Managing and processing data is hard work, especially for businesses with unwieldy databases. San Francisco-based startup Dremio offers tools that help streamline and curate that data, and its efforts haven’t gone unnoticed.
The self-described “data-as-a-service” company today announced an investment from Cisco Investments, bringing its latest round of funding to $30 million and the total amount raised to $45 million. This follows on the heels of two previous funding rounds — one in January led by Norwest Venture Partners, Lightspeed Venture Partners, and Redpoint Partners, and another in late 2015.
“When we make any investment, we gain insight into new markets and offer our customers visibility into best-in-class innovation,” Rob Salvagno, a spokesperson for Cisco Investments, said in an emailed statement. “Dremio’s initial traction has been very promising … [and it] also is applicable to Cisco’s own internal movement towards digital transformation.”

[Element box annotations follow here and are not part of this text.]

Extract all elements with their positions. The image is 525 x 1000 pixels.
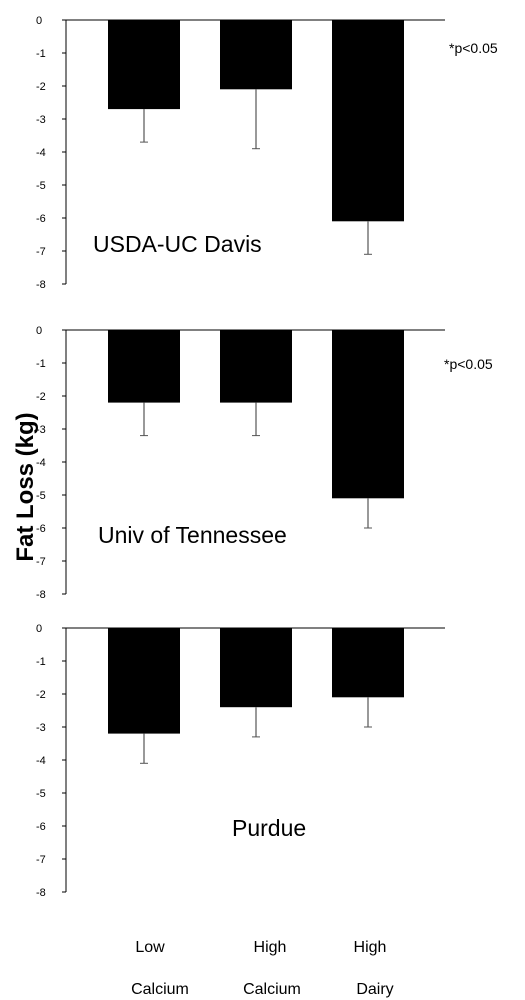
y-tick-label: -7 (36, 246, 46, 258)
panel-1: 0 -1 -2 -3 -4 -5 -6 -7 -8 USDA-UC Davis *p<0.05 (36, 15, 498, 291)
y-tick-label: -1 (36, 48, 46, 60)
y-tick-label: -2 (36, 391, 46, 403)
y-tick-label: -1 (36, 656, 46, 668)
panel-title: USDA-UC Davis (93, 231, 262, 257)
y-tick-label: -5 (36, 180, 46, 192)
y-tick-label: 0 (36, 325, 42, 337)
y-tick-label: -4 (36, 755, 46, 767)
y-tick-label: -3 (36, 722, 46, 734)
bar-1 (108, 628, 180, 734)
y-tick-label: -8 (36, 279, 46, 291)
category-label-3-line2: Dairy (356, 981, 393, 998)
panel-3: 0 -1 -2 -3 -4 -5 -6 -7 -8 Purdue (36, 623, 445, 899)
y-tick-label: -2 (36, 689, 46, 701)
y-tick-label: -3 (36, 114, 46, 126)
category-label-3-line1: High (354, 939, 387, 956)
category-labels: Low Calcium High Calcium High Dairy (131, 939, 394, 998)
bar-3 (332, 330, 404, 499)
bar-3 (332, 628, 404, 698)
category-label-2-line2: Calcium (243, 981, 301, 998)
y-tick-label: -5 (36, 788, 46, 800)
category-label-1-line2: Calcium (131, 981, 189, 998)
bar-1 (108, 20, 180, 110)
y-tick-label: 0 (36, 15, 42, 27)
panel-2: 0 -1 -2 -3 -4 -5 -6 -7 -8 Univ of Tennessee *p<0.0… (36, 325, 493, 601)
significance-note: *p<0.05 (444, 356, 493, 372)
bar-2 (220, 330, 292, 403)
y-tick-label: -4 (36, 457, 46, 469)
panel-title: Univ of Tennessee (98, 522, 287, 548)
bar-2 (220, 628, 292, 708)
y-tick-label: -8 (36, 589, 46, 601)
y-tick-label: -3 (36, 424, 46, 436)
significance-note: *p<0.05 (449, 40, 498, 56)
bar-2 (220, 20, 292, 90)
y-axis-label: Fat Loss (kg) (12, 412, 39, 561)
y-tick-label: -6 (36, 213, 46, 225)
y-tick-label: -1 (36, 358, 46, 370)
y-tick-label: 0 (36, 623, 42, 635)
y-tick-label: -2 (36, 81, 46, 93)
bar-3 (332, 20, 404, 222)
y-tick-label: -6 (36, 821, 46, 833)
y-tick-label: -6 (36, 523, 46, 535)
y-tick-label: -5 (36, 490, 46, 502)
bar-1 (108, 330, 180, 403)
chart-panels: 0 -1 -2 -3 -4 -5 -6 -7 -8 USDA-UC Davis *p<0.05 0 -1… (36, 15, 498, 899)
y-tick-label: -8 (36, 887, 46, 899)
y-tick-label: -7 (36, 854, 46, 866)
category-label-2-line1: High (254, 939, 287, 956)
panel-title: Purdue (232, 815, 306, 841)
y-tick-label: -4 (36, 147, 46, 159)
category-label-1-line1: Low (135, 939, 165, 956)
y-tick-label: -7 (36, 556, 46, 568)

Dremio’s full-stack virtualization toolkit connects, analyzes, and processes data in part with so-called Data Reflections, which accelerate database queries without replicating data. Its platform bridges the gaps between relational databases, Hadoop, NoSQL, ElasticSearch, and other data stores, connecting to business intelligence software as if it were a primary data source and querying it via SQL.
Crucially, it maintains a catalog of data sources, physical and virtual datasets, and datasets’ lineage, making it easy to search and find datasets and see how data are being transformed. Tomer Shiran, cofounder and CEO of Dremio, described it as “Google Docs for datasets.”
“We make data accessible to employees,” Shiran told VentureBeat in a phone interview. “It’s available to anyone who has permission to access it.”
To that end, Dremio contributes to projects like Parquet, Calcite, and Gandiva, an Apache-licensed open source execution kernel for evaluating and compiling expressions on Apache Arrow. And it offers Dremio 2.0, a suite of analytics and data processing tools optimized for enterprise.
Dremio 2.0 consists of the aforementioned Data Reflections technology, which automatically detects schemas, supports cloud data lakes in Amazon S3 and other cloud storage providers, and leverages Apache Arrow to speed up performance by a factor of a thousand. But it also builds in features like automatic failover, which automatically selects new nodes in the event of node and instance cluster failures, and dynamic granular access, which provides programmatic security controls through integration with Kerberos, LDAP, and other centralized providers.
Artificial intelligence is a core pillar of Dremio’s product lineup, Shiran said. The Dremio Learning Engine — which launched alongside Dremio 2.0 earlier this year — uses machine learning to recommend complementary datasets to users, adapt data catalogs automatically in response to changes in schema change and query execution, and intelligently cache and index metadata.
“We see [AI] as an opportunity to make companies’ experience with data as streamlined as it is in our personal lives,” Shiran said.
Dremio’s platform, which runs in the cloud via Kubernetes or in a Hadoop cluster, is available in an open source Community edition as well as a commercial Enterprise edition. (Subscription pricing scales based on the number of nodes to which Dremio is deployed — it can support more than 1,000.) The company, which has more than 70 employees, boasts customers in over 80 countries, including large enterprises like Daimler, Fred Hutch, Idio, Intel, OVH, Royal Caribbean, TransUnion, and UBS.